While serving as ambassador to France, Franklin penned a letter to the Journal of Paris in which he sarcastically noted that the sun was already up when he awoke at 6 a.m. Franklin was making fun of French laziness and the fact they wouldn’t be up early enough to know it was already light at 6 a.m., according to “The Ingenious Dr. Franklin: Selected Scientific Letters,” edited by Nathan G. Goodman.

“I saw it (the sun) with my own eyes. And, having repeated this observation the three following mornings, I found always precisely the same result,” Franklin wrote.


Daylight saving time has been used in the U.S. and in many European countries since World War I, when it was introduced as a way to conserve the fuel needed to produce electric power.
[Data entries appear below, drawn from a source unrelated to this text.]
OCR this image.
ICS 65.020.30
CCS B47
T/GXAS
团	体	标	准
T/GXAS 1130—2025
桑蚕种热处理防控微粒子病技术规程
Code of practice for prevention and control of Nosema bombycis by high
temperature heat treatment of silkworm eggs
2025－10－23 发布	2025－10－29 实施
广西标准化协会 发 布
When the war was over, Congress overrode President Wilson’s veto and daylight saving time. It was reinstated during World War II. After that, some states continued to used it and others didn’t.

It was quite confusing.

The Uniform Time Act of 1966 was signed into law on April 12, 1966, by President Lyndon Johnson. States could still opt out of daylight saving time by passing a law to do so. During the oil crisis of the early 1970s, the U.S. remained on daylight saving time year round.

In 2007, another law was passed extending daylight saving time to where we are today. We now switch the clocks forward the second Sunday in March and move them back the first Sunday in November.

The whole thing is rather silly, with the switch causing a documented increase in accidents. According to a 2004 study in Accident Analysis and Prevention, remaining on daylight saving time year round would save the lives of more than 170 pedestrians per year.

If your argument against daylight saving time is the dark mornings in winter, think again. Paris, France has a sunrise after 8:30 a.m. for most of December and January, and they manage.

In Boston, the latest sunrise of the year would be 8:14 a.m. during the first part of January, but the sun would never set before 4:30 p.m. again. If we left the clocks on standard time, the morning situation would improve and you’d still have the sun setting after 7 p.m most of the spring and summer.